Czesław Michniewicz od stycznia do grudnia 2022 roku był selekcjonerem reprezentacji Polski. Z kadrą rozstał się niedługo po mundialu, w którym Biało-Czerwoni odpadli w 1/8 finału z Francją.
Później Michniewicz wyjechał za granicę. W czerwcu 2023 roku został trenerem arabskiego Abha Club. Niedługo potem jego piłkarzem został Grzegorz Krychowiak. Przygoda polskiego trenera w Arabii Saudyjskiej potrwała bardzo krótko. Został zwolniony już w październiku tego samego roku. Zdążył poprowadzić swój zespół zaledwie w dziewięciu meczach. Pod jego wodzą Abha przegrała sześć razy i odniosła trzy zwycięstwa.

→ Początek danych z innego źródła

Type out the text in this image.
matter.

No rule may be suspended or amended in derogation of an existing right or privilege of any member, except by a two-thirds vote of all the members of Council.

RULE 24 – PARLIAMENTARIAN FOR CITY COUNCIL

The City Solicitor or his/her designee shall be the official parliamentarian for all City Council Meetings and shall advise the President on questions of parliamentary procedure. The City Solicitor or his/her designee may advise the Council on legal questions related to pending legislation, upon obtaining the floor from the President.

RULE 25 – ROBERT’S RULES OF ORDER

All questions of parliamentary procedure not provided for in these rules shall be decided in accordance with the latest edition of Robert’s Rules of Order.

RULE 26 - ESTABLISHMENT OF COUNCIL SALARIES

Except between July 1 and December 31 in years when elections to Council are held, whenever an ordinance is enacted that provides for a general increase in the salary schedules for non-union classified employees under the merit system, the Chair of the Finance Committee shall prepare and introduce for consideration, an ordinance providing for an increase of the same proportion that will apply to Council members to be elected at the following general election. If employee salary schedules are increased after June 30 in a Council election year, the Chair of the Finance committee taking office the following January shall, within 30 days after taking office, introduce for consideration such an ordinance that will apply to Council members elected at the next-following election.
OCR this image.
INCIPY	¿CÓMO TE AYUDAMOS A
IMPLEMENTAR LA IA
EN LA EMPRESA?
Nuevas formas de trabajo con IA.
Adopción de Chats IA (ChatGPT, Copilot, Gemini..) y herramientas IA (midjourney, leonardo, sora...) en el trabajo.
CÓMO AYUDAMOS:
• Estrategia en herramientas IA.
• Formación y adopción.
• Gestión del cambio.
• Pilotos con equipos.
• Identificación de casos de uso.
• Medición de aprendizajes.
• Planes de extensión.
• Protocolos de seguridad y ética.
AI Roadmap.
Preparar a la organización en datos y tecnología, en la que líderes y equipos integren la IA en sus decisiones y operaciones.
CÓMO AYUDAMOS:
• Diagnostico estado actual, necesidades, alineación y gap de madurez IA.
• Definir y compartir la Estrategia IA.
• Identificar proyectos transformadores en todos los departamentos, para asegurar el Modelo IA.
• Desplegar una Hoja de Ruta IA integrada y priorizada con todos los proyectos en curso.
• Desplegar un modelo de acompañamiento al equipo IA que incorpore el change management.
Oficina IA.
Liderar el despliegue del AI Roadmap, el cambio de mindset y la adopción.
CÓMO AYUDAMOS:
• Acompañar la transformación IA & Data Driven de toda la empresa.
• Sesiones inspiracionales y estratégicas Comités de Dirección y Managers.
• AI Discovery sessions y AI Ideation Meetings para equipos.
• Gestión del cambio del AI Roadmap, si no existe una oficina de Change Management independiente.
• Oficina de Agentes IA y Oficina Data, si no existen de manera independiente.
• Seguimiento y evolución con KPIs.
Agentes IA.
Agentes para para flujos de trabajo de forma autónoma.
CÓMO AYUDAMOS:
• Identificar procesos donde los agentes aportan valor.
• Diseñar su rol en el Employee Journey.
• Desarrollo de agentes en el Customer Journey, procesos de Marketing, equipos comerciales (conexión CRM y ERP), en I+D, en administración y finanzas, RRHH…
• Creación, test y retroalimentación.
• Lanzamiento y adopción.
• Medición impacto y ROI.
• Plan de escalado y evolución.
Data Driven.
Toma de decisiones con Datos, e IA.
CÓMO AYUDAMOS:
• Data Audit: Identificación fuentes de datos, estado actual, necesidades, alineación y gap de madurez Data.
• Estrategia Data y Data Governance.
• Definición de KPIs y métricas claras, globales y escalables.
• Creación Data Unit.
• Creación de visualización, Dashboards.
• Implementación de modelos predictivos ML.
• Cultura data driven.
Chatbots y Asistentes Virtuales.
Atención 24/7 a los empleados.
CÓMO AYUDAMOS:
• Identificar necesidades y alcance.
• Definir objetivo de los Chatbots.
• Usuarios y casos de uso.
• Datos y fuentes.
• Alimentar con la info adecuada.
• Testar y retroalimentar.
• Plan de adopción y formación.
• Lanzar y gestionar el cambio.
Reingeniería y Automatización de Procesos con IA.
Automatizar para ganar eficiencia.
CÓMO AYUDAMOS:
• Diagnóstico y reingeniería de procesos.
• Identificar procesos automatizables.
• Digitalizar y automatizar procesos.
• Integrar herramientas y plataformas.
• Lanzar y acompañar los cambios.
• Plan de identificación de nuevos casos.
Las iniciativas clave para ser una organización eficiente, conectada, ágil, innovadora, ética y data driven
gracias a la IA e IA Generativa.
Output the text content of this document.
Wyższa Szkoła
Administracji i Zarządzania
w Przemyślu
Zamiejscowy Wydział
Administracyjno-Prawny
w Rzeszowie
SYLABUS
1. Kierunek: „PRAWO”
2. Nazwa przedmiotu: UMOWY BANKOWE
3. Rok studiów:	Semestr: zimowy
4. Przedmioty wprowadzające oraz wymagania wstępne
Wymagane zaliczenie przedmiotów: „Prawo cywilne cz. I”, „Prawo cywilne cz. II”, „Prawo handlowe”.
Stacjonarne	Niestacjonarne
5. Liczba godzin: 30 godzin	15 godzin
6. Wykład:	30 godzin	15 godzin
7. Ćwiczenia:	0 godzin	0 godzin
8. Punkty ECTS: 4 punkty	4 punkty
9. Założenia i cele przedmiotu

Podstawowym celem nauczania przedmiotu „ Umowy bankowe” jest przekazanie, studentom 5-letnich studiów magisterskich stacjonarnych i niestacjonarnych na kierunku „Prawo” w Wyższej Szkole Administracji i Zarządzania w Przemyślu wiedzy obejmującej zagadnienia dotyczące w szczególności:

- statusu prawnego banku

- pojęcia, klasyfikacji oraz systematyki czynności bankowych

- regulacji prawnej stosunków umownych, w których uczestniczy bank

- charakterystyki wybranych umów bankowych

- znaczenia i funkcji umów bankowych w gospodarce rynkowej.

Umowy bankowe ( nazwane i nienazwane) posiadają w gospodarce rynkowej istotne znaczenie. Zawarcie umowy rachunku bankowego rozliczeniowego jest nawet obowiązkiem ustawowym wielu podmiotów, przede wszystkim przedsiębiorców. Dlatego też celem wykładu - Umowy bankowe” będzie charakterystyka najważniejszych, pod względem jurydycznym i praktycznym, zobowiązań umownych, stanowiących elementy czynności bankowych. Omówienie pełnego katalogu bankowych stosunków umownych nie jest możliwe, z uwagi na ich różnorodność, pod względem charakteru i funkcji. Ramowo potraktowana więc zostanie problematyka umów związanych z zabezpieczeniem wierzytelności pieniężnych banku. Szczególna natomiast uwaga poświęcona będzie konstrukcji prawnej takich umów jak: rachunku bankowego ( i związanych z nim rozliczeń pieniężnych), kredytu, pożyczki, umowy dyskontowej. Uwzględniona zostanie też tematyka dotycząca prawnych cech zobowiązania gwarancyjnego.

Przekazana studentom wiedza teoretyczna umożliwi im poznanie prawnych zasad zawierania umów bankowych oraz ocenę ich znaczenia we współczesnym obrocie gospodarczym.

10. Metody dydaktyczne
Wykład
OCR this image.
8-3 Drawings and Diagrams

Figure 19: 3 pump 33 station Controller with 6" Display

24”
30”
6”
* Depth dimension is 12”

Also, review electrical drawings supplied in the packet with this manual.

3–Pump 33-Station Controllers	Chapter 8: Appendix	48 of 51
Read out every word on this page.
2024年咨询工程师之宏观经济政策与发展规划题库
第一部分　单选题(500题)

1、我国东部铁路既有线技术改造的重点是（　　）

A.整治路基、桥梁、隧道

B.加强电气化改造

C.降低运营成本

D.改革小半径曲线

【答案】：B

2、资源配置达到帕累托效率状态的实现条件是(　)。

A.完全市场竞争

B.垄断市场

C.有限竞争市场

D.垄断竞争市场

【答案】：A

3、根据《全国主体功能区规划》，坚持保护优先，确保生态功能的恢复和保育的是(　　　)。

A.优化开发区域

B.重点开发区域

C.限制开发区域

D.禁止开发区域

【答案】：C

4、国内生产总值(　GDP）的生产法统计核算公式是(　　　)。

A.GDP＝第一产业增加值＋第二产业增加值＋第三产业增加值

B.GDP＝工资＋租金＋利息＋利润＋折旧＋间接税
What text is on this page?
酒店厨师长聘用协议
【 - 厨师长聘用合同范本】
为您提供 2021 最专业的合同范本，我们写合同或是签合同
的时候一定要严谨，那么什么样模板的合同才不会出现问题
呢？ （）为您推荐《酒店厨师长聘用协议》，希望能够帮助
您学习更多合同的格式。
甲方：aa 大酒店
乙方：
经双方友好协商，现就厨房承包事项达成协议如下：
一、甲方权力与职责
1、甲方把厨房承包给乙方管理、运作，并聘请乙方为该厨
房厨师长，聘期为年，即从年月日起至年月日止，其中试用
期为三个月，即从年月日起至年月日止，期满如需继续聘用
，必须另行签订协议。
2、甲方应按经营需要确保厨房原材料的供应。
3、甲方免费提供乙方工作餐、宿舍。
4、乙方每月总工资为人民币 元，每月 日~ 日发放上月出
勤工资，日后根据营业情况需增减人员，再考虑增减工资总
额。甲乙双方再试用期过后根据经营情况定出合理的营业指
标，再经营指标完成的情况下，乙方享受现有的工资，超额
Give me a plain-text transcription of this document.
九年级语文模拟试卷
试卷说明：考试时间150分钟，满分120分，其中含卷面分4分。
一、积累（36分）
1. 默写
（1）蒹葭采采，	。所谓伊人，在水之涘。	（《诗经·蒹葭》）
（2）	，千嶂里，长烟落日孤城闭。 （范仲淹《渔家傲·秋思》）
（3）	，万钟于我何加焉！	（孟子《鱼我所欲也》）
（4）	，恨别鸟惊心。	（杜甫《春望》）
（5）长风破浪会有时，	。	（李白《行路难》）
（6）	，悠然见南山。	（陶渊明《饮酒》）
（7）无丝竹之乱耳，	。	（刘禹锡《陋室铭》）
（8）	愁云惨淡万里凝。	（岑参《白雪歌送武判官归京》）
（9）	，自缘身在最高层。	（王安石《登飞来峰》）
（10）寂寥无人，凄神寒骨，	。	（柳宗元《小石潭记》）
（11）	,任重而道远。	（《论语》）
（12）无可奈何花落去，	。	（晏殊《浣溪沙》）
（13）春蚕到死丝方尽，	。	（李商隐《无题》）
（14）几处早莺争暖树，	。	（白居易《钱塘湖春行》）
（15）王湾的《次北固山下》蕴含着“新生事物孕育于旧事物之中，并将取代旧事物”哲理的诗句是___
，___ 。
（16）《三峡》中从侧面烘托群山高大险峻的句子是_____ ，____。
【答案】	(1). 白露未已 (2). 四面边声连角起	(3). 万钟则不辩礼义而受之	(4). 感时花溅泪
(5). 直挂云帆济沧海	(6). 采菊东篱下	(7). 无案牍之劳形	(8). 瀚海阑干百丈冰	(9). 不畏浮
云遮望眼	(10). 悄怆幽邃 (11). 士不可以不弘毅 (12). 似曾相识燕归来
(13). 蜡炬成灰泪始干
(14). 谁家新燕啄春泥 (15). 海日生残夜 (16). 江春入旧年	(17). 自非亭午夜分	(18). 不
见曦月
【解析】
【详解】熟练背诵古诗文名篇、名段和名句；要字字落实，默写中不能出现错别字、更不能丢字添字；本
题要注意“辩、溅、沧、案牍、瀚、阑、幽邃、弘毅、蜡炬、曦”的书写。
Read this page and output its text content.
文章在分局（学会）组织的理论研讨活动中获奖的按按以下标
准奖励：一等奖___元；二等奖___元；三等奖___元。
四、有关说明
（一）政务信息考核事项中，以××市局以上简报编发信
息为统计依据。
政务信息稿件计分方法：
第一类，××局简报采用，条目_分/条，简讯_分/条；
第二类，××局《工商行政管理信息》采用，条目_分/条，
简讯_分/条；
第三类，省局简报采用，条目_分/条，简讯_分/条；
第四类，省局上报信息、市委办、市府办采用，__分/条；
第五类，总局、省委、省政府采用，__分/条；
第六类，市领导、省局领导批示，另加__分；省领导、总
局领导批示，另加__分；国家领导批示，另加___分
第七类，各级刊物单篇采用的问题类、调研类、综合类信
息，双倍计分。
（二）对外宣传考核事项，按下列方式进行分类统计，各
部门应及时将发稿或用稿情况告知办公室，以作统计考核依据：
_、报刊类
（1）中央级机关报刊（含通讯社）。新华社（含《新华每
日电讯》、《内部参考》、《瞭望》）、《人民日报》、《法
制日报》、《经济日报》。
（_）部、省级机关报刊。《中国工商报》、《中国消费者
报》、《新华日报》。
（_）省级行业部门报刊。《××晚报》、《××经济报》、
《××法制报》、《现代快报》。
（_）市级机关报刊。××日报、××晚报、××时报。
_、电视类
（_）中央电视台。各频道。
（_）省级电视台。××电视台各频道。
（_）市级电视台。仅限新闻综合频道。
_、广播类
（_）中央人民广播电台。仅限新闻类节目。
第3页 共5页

ZOBACZ WIDEO: Przebiegł z piłką prawie całe boisko. Fenomenalne trafienie w Niemczech!
Chociaż od rozstania Michniewicza z arabskim klubem minęło już 1,5 roku, polski trener twierdzi, że nadal nie otrzymał wszystkich należnych mu pieniędzy. Z tego powodu złożył formalną skargę do Trybunału Arbitrażowego ds. Sportu.
Podobnie postąpili trenerzy, którzy znaleźli się w sztabie Michniewicza. Są to: Paweł Primel, Grzegorz Kurdziel i Gerard Juszczak. Na oficjalnej stronie CAS znalazła się informacja, że do pierwszego formalnego spotkania między przedstawicielami Abha Club a trenerami ma dojść 20 maja.
Dodajmy, że Michniewicz w lipcu 2024 roku objął marokański AS FAR Rabat. Tam jednak również nie zagrzał miejsca zbyt długo i pożegnał się z klubem już w październiku. Od tego czasu pozostaje bez pracy.